External heatsink is absolute requirement. I'll still give them a shot and try forced ventilation to see if those last more than one hour of continous use. Temperature switch could also be wired in series with low voltage wiring and glued inside the heatsink to automatically switch off the relay in case the heatsink gets too hot. I'd like to switch my DC/DC on and off using SSR too.

I use two of them to switch heating elements on and off. I have two 1500W elements behind each of those, total 4 elements. At 96V and 10A load per relay they seem to last longer than I can watch. But when I upped voltage to 144V loads rose to 20A per relay. They got pretty hot even with external heatsink and one failed after one hour of continous use. There is no sound that indicates failure. Indicator led just shuts off and output fails shorted. There is no connection between 12V and HV side after failure though. I opened one and those have lots of other components inside.

Those could be fine if placed under the hood and well ventilated area. I'd also like to try how they behave when driven with 24V or more. Controlling them with 5V resulted similar failure as described above in less than 5 minutes. Same setup, 96V and 10A load.


----------



## Guest (Feb 9, 2012)

Was told they usually fail on but if you use your setup within the amperage rating and the inrush currents are under the rated amps then I am sure these are quite fine. But if you have inrush currents higher than the rated amps into the relay then you might cause it to fail over a short time and it will from what I have read, fail ON. Many air gap relays fail on too.

Pete


----------



## favguy (May 2, 2008)

Thanks guys, I must admit, I'm not liking them much so far!


----------



## tomofreno (Mar 3, 2009)

favguy said:


> Hi all,
> 
> I'd appreciate opinions on, or if anyone has any experience of this type of relay:
> 
> ...


 There seems to be a range of quality depending on manufacturer. I've been using a Magnecraft W6212DDX-1, 10A 2-32VDC input, 200VDC output for over two years now for connecting my DC/DC to the pack with the input wired through the ignition switch. I am not too concerned with failure in this case, as it would just leave my DC/DC connected with the key off, which I would see because my TBS gauge reads zero current with key off, and about 1.7A with key on and DC/DC and a small fan on. I use a 120VDC P&B DPDT mechanical relay I purchased from kta-ev for my heater. It looks like if you have higher pack voltage you need to go to a contactor for a mechanical switch, as I haven't found any higher voltage relays than the P&B. If you have the fuse for the heater where it is easily accessible I suppose you could always pull it if the ssr fails closed.


----------



## skooler (Mar 26, 2011)

Hi Favguy,

Not a direct answer but...

http://www.ebay.co.uk/itm/Kilovac-E...t=BI_Control_Systems_PLCs&hash=item43acaad0af

Cheers,

Mike


----------



## favguy (May 2, 2008)

Hi Mike,

Yeah, I'm familiar with the EV200, I've got one for the main contactor, just seems a bit overkill for the heater!
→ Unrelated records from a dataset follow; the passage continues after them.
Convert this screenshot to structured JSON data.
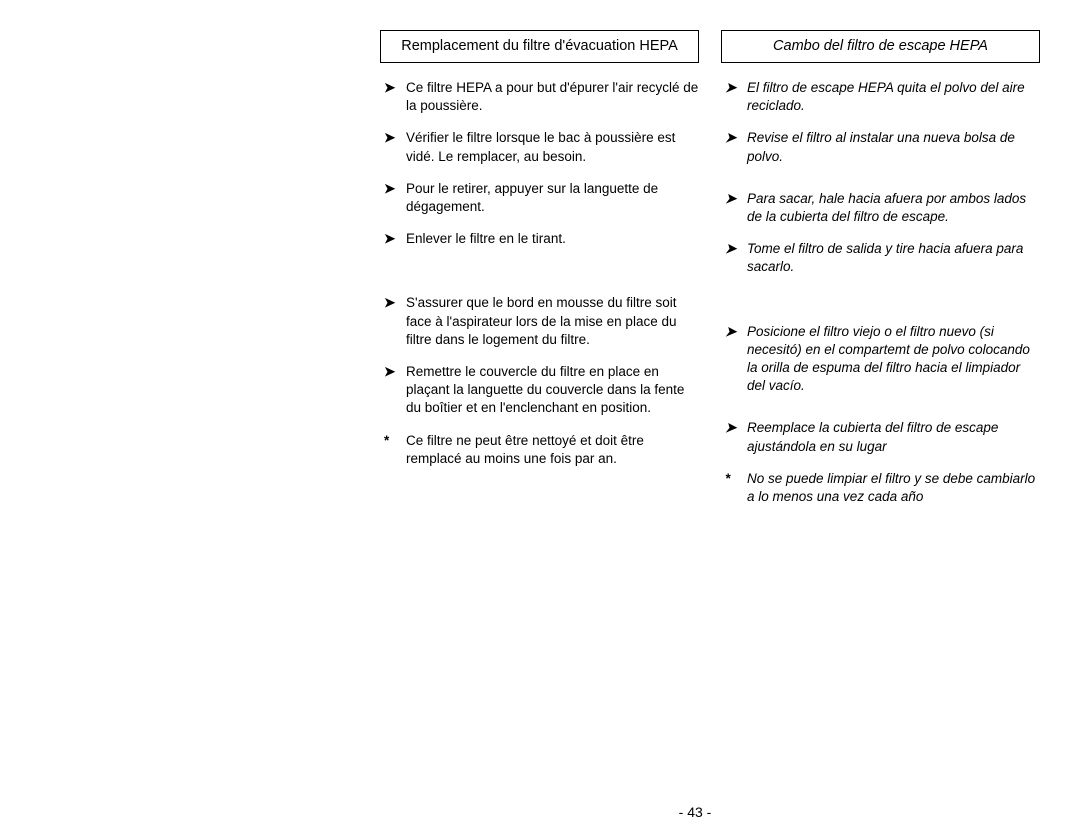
{
  "left": {
    "title": "Remplacement du filtre d'évacuation HEPA",
    "items": [
      {
        "bullet": "➤",
        "text": "Ce filtre HEPA a pour but d'épurer l'air recyclé de la poussière."
      },
      {
        "bullet": "➤",
        "text": "Vérifier le filtre lorsque le bac à poussière est vidé. Le remplacer, au besoin."
      },
      {
        "bullet": "➤",
        "text": "Pour le retirer, appuyer sur la languette de dégagement."
      },
      {
        "bullet": "➤",
        "text": "Enlever le filtre en le tirant."
      },
      {
        "bullet": "➤",
        "text": "S'assurer que le bord en mousse du filtre soit face à l'aspirateur lors de la mise en place du filtre dans le logement du filtre.",
        "gap": "lg"
      },
      {
        "bullet": "➤",
        "text": "Remettre le couvercle du filtre en place en plaçant la languette du couvercle dans la fente du boîtier et en l'enclenchant en position."
      },
      {
        "bullet": "*",
        "text": "Ce filtre ne peut être nettoyé et doit être remplacé au moins une fois par an."
      }
    ]
  },
  "right": {
    "title": "Cambo del filtro de escape HEPA",
    "items": [
      {
        "bullet": "➤",
        "text": "El filtro de escape HEPA quita el polvo del aire reciclado."
      },
      {
        "bullet": "➤",
        "text": "Revise el filtro al instalar una nueva bolsa de polvo."
      },
      {
        "bullet": "➤",
        "text": "Para sacar, hale hacia afuera por ambos lados de la cubierta del filtro de escape.",
        "gap": "md"
      },
      {
        "bullet": "➤",
        "text": "Tome el filtro de salida y tire hacia afuera para sacarlo."
      },
      {
        "bullet": "➤",
        "text": "Posicione el filtro viejo o el filtro nuevo (si necesitó) en el compartemt de polvo colocando la orilla de espuma del filtro hacia el limpiador del vacío.",
        "gap": "lg"
      },
      {
        "bullet": "➤",
        "text": "Reemplace la cubierta del filtro de escape ajustándola en su lugar",
        "gap": "md"
      },
      {
        "bullet": "*",
        "text": "No se puede limpiar el filtro y se debe cambiarlo a lo menos una vez cada año"
      }
    ]
  },
  "page_number": "- 43 -"
}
Do you think the ones in the link are real, coming from China & lots available slightly too cheap, maybe copies?


----------



## skooler (Mar 26, 2011)

favguy said:


> Hi Mike,
> 
> Yeah, I'm familiar with the EV200, I've got one for the main contactor, just seems a bit overkill for the heater!
> 
> Do you think the ones in the link are real, coming from China & lots available slightly too cheap, maybe copies?


Yep, I think its overkill too!

Again, I agree that it looks suspect. The sellers feedback looks reasonable though!

Cheers,

Mike


----------



## mk4gti (May 6, 2011)

On this subject, are typical automotive relays isolated? Meaning if I use ignition 12v to trigger HV, is there any chance of voltage crossing over? Even in failure mode (fused and all). Not thinking for heater but instrumentation.


----------



## Lee Hart (Oct 16, 2009)

mk4gti said:


> On this subject, are typical automotive relays isolated?
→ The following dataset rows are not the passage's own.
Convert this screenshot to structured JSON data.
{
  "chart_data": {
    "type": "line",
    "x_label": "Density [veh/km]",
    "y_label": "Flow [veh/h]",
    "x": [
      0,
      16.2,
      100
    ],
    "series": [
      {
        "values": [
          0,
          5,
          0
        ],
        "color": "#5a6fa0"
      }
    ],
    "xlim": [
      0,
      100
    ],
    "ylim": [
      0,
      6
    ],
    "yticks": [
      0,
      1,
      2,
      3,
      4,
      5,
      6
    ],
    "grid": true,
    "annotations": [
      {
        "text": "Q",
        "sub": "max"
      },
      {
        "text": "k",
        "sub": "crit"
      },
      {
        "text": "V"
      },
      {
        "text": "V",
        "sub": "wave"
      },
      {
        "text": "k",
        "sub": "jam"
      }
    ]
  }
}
Automotive relays are isolated; but the isolation between coil and contacts is only built for 12v systems. The actual spec is something like 32vdc max.
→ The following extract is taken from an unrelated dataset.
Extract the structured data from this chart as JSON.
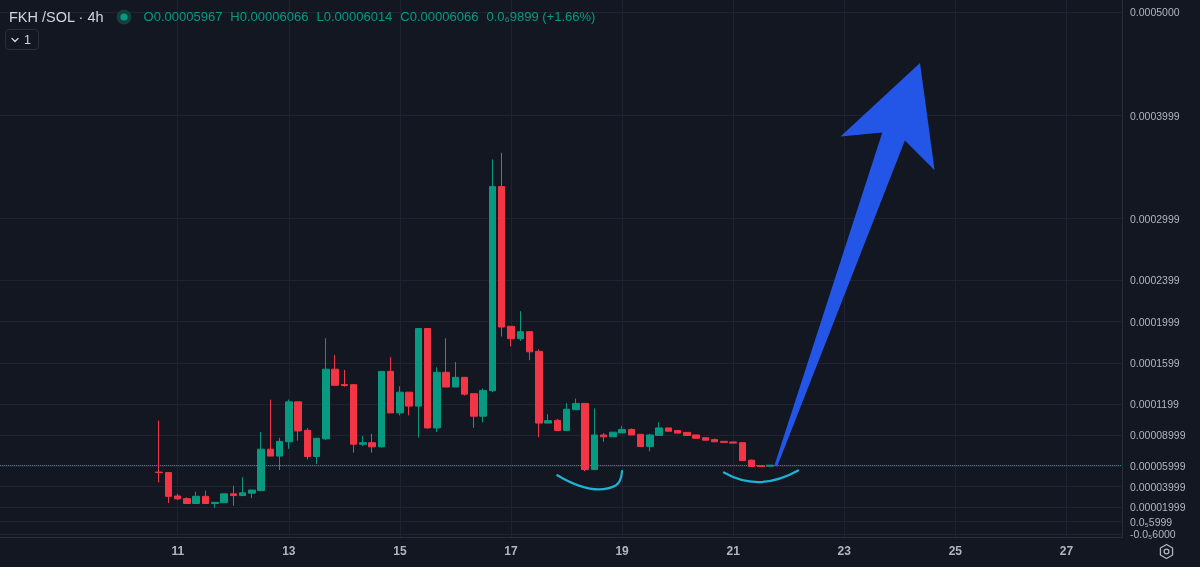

If you compare an automotive relay with one that has 120vac UL/CSA/CE ratings, you'll find the 120vac relay has considerably more insulation between the coil and contacts.


----------



## favguy (May 2, 2008)

Having read Lee's other thread on the topic, I'll now be using 4 pole 220vac rated relays with the poles in series, (that was a great tip Lee ) and they are inexpensive to boot.


----------